Así que esta vez también debería funcionar…
Los ojos de los Hombres Rata se abrieron de golpe.
Los invasores, con sus ojos brillando inquietantemente bajo sus yelmos, no se vieron afectados en lo más mínimo por el ataque. En su lugar, un humo blanco se elevaba de todos aquellos lugares que habían pisado.
Los Hombres Rata dieron un respingo de sorpresa y se apresuraron a mirar el suelo por donde había pasado el ejército. El agua de alcantarilla que se encontraba en todos los lugares que había pisado el ejército blanco se estaba purificando.
Todo tipo de excrementos y suciedad se limpiaron en un instante.
A los Hombres Rata se les puso la piel de gallina mientras retrocedían sobresaltados.
¡Pensar que esta legión era capaz de purificar todas esas sucias y repugnantes inmundicias con tanta facilidad! Era como si los invasores hubieran planeado aplastar por completo el hogar de los Hombres Rata hoy.
Los monstruos empezaron a huir de este lugar. Chillaban con fuerza entre ellos.
«¡Huyan!
«¡Vamos a donde reside nuestra reina! ¡Debemos informarle!

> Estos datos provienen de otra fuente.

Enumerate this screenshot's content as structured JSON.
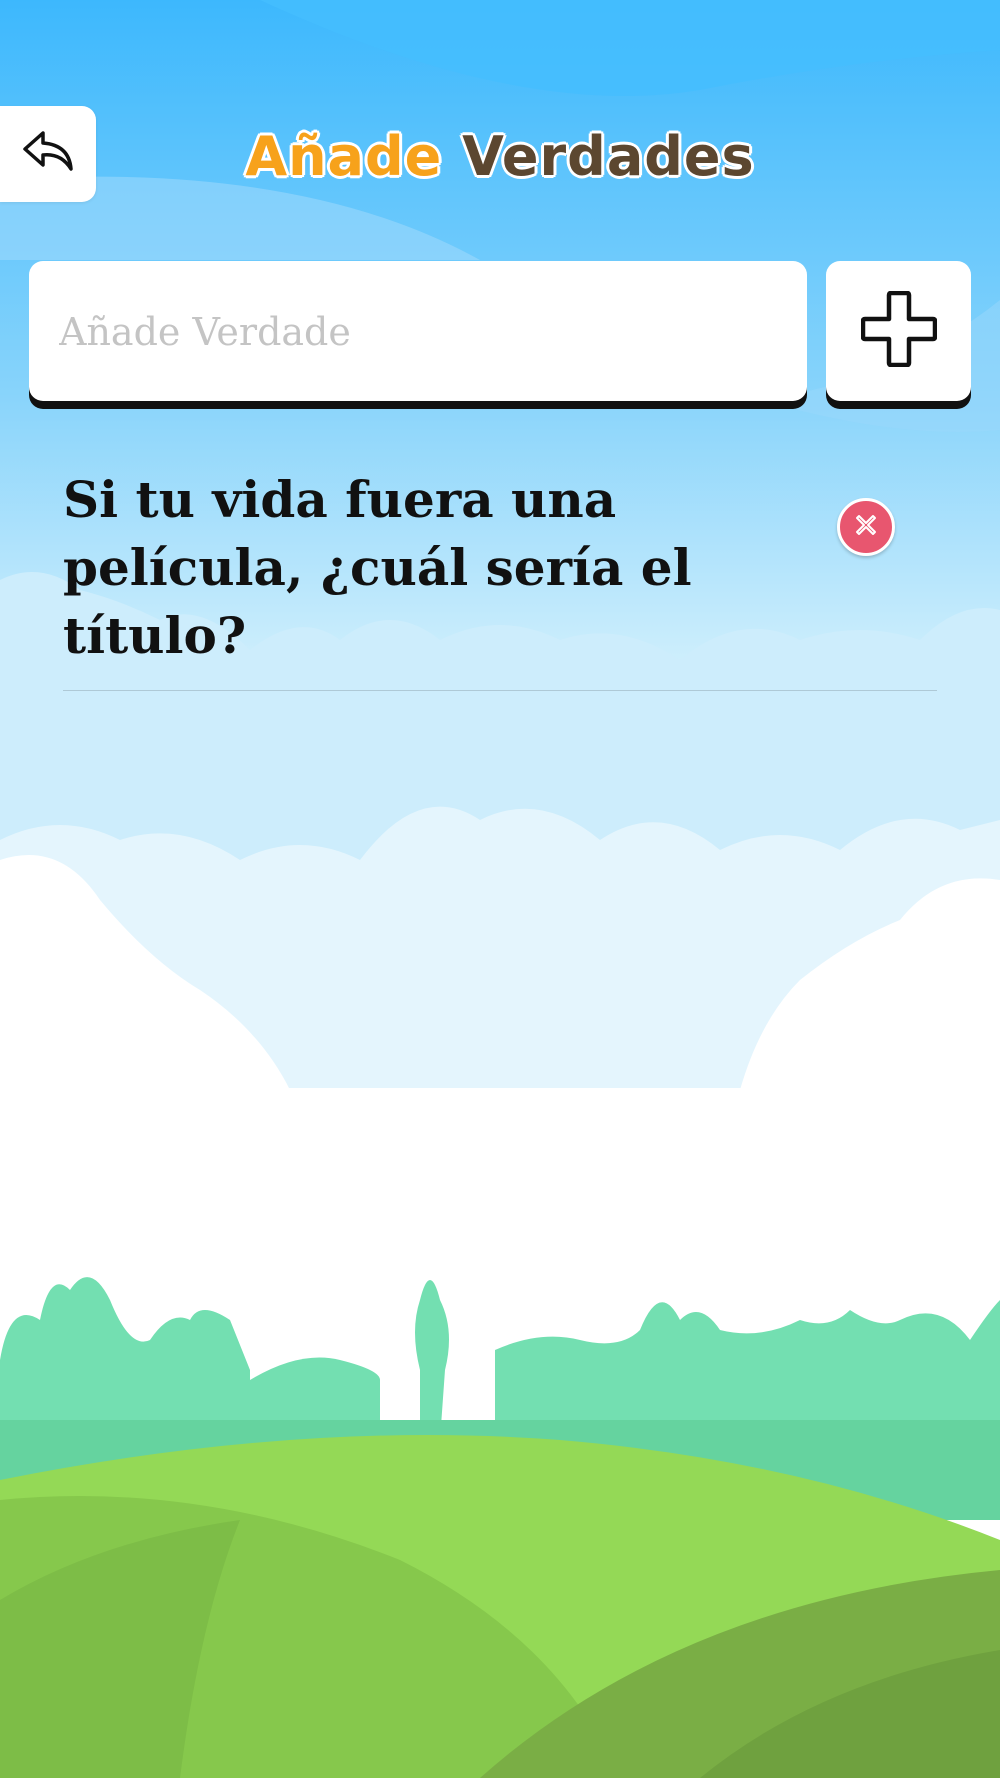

«¡Nuestra ciudad, nuestro reino está en peligro!
Fue justo entonces cuando la esquina frente al grupo de Hombres Rata se derrumbó.
Ku-oooooh…
Una enorme figura cubierta con una armadura metálica de al menos tres metros de altura salió de la esquina.
Los Hombres Rata pudieron ver el espacio bajo la armadura gracias a su altura mucho menor. Y lo que vieron fue un no-muerto hecho completamente de huesos.
Era un Golem de Hueso.
Los Hombres Rata perdieron toda apariencia de color. Levantaron la cabeza y se quedaron mirando a la existencia acorazada que alzaba su gran maza.
«¡Oh, querida reina!
«¡Por favor, ven y sálvanos…!
La maza cayó sin piedad.
El ejército de muertos vivientes, que se contaba por cientos, se había apoderado del sistema de alcantarillado. Toda la inmundicia que se encontraba aquí se purificaba a su paso.

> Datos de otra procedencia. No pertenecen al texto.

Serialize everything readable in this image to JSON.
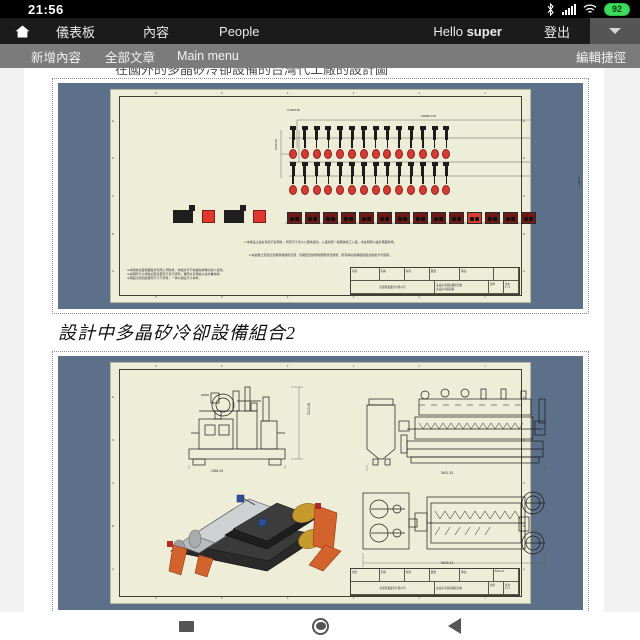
{
  "status_bar": {
    "clock": "21:56",
    "battery_level": "92",
    "icons": [
      "bluetooth-icon",
      "cellular-signal-icon",
      "wifi-icon",
      "battery-icon"
    ],
    "battery_color": "#3ddc5a",
    "background": "#000000"
  },
  "admin_bar": {
    "home_icon": "home-icon",
    "items": [
      {
        "label": "儀表板"
      },
      {
        "label": "內容"
      },
      {
        "label": "People"
      }
    ],
    "greeting_prefix": "Hello ",
    "greeting_user": "super",
    "logout_label": "登出",
    "caret_icon": "chevron-down-icon",
    "background": "#1b1b1b"
  },
  "toolbar": {
    "items": [
      {
        "label": "新增內容"
      },
      {
        "label": "全部文章"
      },
      {
        "label": "Main menu"
      }
    ],
    "edit_shortcut_label": "編輯捷徑",
    "background": "#7b7b7b"
  },
  "page": {
    "cut_off_heading": "在國外的多晶矽冷卻設備的台灣代工廠的設計圖",
    "figures": [
      {
        "name": "polysilicon-cooling-assembly-drawing-1",
        "sheet_background": "#eeedd8",
        "mount_color": "#5c7189",
        "title_block": {
          "row1": [
            "項次",
            "名稱",
            "材質",
            "數量",
            "備註",
            ""
          ],
          "row2_left": "奕盛興業股份有限公司",
          "row2_right_top": "多晶矽冷卻設備組合圖",
          "row2_right_bottom": "多晶矽冷卻設備",
          "scale_label": "比例",
          "sheet_label": "張次",
          "sheet_value": "1 / 2"
        },
        "dimensions": {
          "top_left": "A=508.35",
          "top_main": "10698.5.05",
          "left_1": "1058.68",
          "left_2": "478.47",
          "right_1": "1160.5"
        },
        "ruler_top": [
          "6",
          "5",
          "4",
          "3",
          "2",
          "1"
        ],
        "ruler_bottom": [
          "6",
          "5",
          "4",
          "3",
          "2",
          "1"
        ],
        "ruler_left": [
          "E",
          "D",
          "C",
          "B",
          "A"
        ],
        "ruler_right": [
          "E",
          "D",
          "C",
          "B",
          "A"
        ],
        "nozzle_count_per_row": 14,
        "nozzle_rows": 2,
        "unit_box_count": 14,
        "note_line_1": "1.本產品之設計除另行註明外，所有尺寸皆以公厘為單位，公差依照一般機械加工公差，未註明者以設計圖面為準。",
        "note_line_2": "2.本設備之安裝位置需預留維修空間，管路配置依現場實際狀況調整，所有焊接處需經檢驗合格後方可使用。",
        "note_block": "※本圖為奕盛興業股份有限公司財產，非經許可不得複製或轉交他人使用。\n※本圖所示之規格如有變更恕不另行通知，實際交貨規格以合約書為準。\n※圖面比例如與實際尺寸不符時，一律以標註尺寸為準。"
      },
      {
        "name": "polysilicon-cooling-assembly-drawing-2",
        "sheet_background": "#eeedd8",
        "mount_color": "#5c7189",
        "title_block": {
          "row1": [
            "項次",
            "名稱",
            "材質",
            "數量",
            "備註",
            "5064.14"
          ],
          "row2_left": "奕盛興業股份有限公司",
          "row2_right": "多晶矽冷卻設備組合圖",
          "scale_label": "比例",
          "sheet_label": "張次",
          "sheet_value": "2 / 2"
        },
        "dimensions": {
          "front_height": "3013.35",
          "front_width": "1584.94",
          "side_width": "5611.33",
          "plan_width": "5645.14"
        },
        "ruler_top": [
          "6",
          "5",
          "4",
          "3",
          "2",
          "1"
        ],
        "ruler_bottom": [
          "6",
          "5",
          "4",
          "3",
          "2",
          "1"
        ],
        "ruler_left": [
          "E",
          "D",
          "C",
          "B",
          "A"
        ],
        "ruler_right": [
          "E",
          "D",
          "C",
          "B",
          "A"
        ],
        "views": [
          "front-elevation-view",
          "side-elevation-view",
          "isometric-3d-view",
          "plan-view"
        ]
      }
    ],
    "caption": "設計中多晶矽冷卻設備組合2"
  },
  "nav_bar": {
    "recents_icon": "recents-square-icon",
    "home_icon": "home-circle-icon",
    "back_icon": "back-triangle-icon"
  }
}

La cosa era, sin embargo, que estos muertos vivientes estaban trabajando con bastante rapidez en este momento. Todo se debía a la orden que su amo les había dado.
-Lleváoslos a todos antes de que nadie se fije en vosotros. Acabad con ellos y limpiad este lugar todo lo que podáis.
Los muertos vivientes actuaron sistemáticamente como su amo les había ordenado.
Cazaron a todas las ratas monstruosas que correteaban por la zona antes de que aparecieran por aquí otras personas y, de paso, utilizaron la divinidad para purificar toda la peste y suciedad que obstruía el agua de las alcantarillas.
La palabra de su soberano era absoluta.
La legión de muertos vivientes comenzó a mirar hacia el lugar donde se conectaba el sistema de alcantarillado subterráneo.